The spokesperson for the UN High Commissioner for Human Rights, Rupert Colville, made a series of remarks on the situation in Northern and Eastern Syria.
Colville said: "We have begun receiving reports of civilian casualties – as of last night we had reports of seven civilians, including two women and a boy who had been killed with another boy injured, during the first two days of the Turkish operation."
Colville added: "We have received disturbing reports that airstrikes and ground-based attacks by Turkish army and affiliated armed groups have affected key civilian infrastructure and objects such as water pumping stations, dams, power stations, and oil fields.
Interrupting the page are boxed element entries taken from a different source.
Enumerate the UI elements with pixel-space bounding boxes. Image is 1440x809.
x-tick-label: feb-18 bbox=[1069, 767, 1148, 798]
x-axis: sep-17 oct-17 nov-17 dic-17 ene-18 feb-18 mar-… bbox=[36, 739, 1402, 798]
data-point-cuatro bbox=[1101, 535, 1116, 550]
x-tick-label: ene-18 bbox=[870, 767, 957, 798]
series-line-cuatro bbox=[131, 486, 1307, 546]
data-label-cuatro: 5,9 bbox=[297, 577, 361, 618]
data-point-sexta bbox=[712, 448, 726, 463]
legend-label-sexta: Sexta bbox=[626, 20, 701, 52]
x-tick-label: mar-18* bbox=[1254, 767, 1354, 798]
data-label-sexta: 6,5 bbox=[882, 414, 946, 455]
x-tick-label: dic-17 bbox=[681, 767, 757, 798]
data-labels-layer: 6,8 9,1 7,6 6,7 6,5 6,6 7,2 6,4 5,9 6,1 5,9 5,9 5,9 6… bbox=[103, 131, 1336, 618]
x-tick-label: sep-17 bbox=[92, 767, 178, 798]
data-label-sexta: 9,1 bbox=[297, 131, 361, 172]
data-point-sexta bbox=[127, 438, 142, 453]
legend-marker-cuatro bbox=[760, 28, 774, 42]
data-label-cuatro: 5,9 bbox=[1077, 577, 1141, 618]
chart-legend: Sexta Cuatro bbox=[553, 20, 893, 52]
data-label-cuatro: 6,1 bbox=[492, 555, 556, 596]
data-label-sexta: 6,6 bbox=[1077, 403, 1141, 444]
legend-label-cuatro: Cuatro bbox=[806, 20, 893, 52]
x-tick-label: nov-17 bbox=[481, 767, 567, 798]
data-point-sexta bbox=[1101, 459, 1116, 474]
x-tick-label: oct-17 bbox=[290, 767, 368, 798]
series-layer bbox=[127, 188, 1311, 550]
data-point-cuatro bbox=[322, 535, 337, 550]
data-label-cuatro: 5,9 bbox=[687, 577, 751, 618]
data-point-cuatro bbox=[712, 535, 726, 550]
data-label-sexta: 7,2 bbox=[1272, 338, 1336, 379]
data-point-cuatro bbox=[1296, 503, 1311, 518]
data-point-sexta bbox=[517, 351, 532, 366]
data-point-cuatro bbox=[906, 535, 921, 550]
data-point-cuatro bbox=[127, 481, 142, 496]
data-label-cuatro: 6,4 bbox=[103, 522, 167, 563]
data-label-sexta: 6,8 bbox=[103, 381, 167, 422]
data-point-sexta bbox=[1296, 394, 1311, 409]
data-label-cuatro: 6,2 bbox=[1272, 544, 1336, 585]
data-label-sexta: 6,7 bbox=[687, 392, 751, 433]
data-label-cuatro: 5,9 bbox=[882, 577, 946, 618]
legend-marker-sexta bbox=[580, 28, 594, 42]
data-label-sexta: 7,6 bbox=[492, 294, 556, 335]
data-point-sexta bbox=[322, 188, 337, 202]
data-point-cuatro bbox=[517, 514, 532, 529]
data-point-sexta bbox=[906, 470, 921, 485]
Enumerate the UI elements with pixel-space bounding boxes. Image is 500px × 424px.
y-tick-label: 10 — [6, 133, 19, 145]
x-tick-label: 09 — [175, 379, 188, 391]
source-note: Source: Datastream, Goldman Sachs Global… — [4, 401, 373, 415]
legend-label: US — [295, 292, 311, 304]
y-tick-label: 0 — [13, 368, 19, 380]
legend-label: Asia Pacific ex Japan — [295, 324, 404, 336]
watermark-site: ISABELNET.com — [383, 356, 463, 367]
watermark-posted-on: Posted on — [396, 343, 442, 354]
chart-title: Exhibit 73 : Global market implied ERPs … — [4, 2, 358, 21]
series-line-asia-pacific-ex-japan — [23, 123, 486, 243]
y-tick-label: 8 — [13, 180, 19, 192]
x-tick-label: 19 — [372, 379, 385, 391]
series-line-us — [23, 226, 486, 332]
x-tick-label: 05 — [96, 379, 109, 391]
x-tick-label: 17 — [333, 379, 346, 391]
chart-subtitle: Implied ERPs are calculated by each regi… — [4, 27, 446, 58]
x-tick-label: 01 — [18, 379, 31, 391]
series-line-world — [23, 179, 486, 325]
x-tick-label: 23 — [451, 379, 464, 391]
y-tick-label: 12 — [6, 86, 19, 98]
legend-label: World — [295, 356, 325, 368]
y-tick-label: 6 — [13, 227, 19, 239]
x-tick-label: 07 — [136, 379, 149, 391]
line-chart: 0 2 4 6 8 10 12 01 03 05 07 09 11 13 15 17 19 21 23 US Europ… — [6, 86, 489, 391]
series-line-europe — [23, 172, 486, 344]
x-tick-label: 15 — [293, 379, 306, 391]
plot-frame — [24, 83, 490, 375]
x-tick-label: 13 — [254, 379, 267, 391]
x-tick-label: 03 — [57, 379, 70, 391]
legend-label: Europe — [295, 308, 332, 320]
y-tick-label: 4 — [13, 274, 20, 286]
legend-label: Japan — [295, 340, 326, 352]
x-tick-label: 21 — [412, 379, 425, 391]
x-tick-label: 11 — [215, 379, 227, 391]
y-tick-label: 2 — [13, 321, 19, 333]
It is likely that thousands of people will be deprived of adequate access to clean water in the area supplied by the station."
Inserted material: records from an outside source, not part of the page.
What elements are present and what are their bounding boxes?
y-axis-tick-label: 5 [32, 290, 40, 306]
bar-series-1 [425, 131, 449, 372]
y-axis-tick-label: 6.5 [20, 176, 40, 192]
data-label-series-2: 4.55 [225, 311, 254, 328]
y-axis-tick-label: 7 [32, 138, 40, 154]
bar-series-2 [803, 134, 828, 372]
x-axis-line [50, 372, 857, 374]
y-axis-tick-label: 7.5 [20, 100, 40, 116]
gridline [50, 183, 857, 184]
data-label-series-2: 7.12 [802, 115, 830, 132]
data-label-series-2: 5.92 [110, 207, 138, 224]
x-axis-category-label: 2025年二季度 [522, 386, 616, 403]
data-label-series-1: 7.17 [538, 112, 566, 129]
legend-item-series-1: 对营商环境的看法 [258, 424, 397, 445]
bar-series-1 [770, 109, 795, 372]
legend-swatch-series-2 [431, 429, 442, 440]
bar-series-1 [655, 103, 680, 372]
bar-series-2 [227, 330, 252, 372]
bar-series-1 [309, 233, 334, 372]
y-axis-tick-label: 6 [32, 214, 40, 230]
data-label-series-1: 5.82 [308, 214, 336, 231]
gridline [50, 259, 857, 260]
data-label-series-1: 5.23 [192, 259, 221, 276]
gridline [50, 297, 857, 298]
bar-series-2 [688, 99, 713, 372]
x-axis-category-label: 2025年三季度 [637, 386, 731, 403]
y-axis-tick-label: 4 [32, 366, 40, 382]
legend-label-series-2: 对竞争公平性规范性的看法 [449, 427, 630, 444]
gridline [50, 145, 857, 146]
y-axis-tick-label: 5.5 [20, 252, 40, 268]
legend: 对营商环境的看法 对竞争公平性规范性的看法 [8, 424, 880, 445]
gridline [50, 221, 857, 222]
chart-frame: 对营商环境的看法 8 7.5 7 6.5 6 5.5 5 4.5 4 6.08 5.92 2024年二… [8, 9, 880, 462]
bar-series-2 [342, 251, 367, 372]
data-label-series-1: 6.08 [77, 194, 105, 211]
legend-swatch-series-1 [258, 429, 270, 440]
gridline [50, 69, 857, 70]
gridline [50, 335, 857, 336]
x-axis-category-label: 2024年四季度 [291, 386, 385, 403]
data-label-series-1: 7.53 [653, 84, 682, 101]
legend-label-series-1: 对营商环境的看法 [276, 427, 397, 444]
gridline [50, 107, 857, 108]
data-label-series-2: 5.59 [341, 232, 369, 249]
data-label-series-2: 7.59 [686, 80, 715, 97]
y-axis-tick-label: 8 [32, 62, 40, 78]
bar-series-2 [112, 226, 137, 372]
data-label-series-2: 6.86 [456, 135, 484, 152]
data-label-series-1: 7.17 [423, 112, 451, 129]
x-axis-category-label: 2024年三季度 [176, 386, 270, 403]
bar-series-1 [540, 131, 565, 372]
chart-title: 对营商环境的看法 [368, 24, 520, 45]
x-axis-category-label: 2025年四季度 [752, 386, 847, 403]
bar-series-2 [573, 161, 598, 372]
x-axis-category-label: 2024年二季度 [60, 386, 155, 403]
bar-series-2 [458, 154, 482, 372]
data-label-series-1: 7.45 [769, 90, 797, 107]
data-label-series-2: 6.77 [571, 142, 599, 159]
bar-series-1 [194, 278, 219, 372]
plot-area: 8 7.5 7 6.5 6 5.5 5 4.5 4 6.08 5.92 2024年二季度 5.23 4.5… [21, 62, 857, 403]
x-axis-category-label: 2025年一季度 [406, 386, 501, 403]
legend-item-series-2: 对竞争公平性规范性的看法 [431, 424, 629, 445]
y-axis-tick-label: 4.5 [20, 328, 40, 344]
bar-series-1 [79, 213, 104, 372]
Colville also underlined that there are news that areas in northern Syria, "such as Afrin, al-Bab, Jarablus, and Azaz that were already under the control of Turkish forces and/or affiliated armed groups, are continuing to face lawlessness and rampant criminality and violence.
We have had specific reports of intimidation, ill-treatment, killing, kidnapping, looting and seizure of civilians’ houses by the Turkish-backed armed groups in these areas, with civilians reportedly seized by members of these groups from their homes or at checkpoints, accused of affiliation with specific Kurdish armed or political groups. The fate and whereabouts of many of those civilians remain unknown."
The spokesperson for the UN High Commissioner for Human Rights stressed that; "Military operations - he said - must be conducted in accordance with international humanitarian law, in particular the principles of distinction, proportionality and precaution."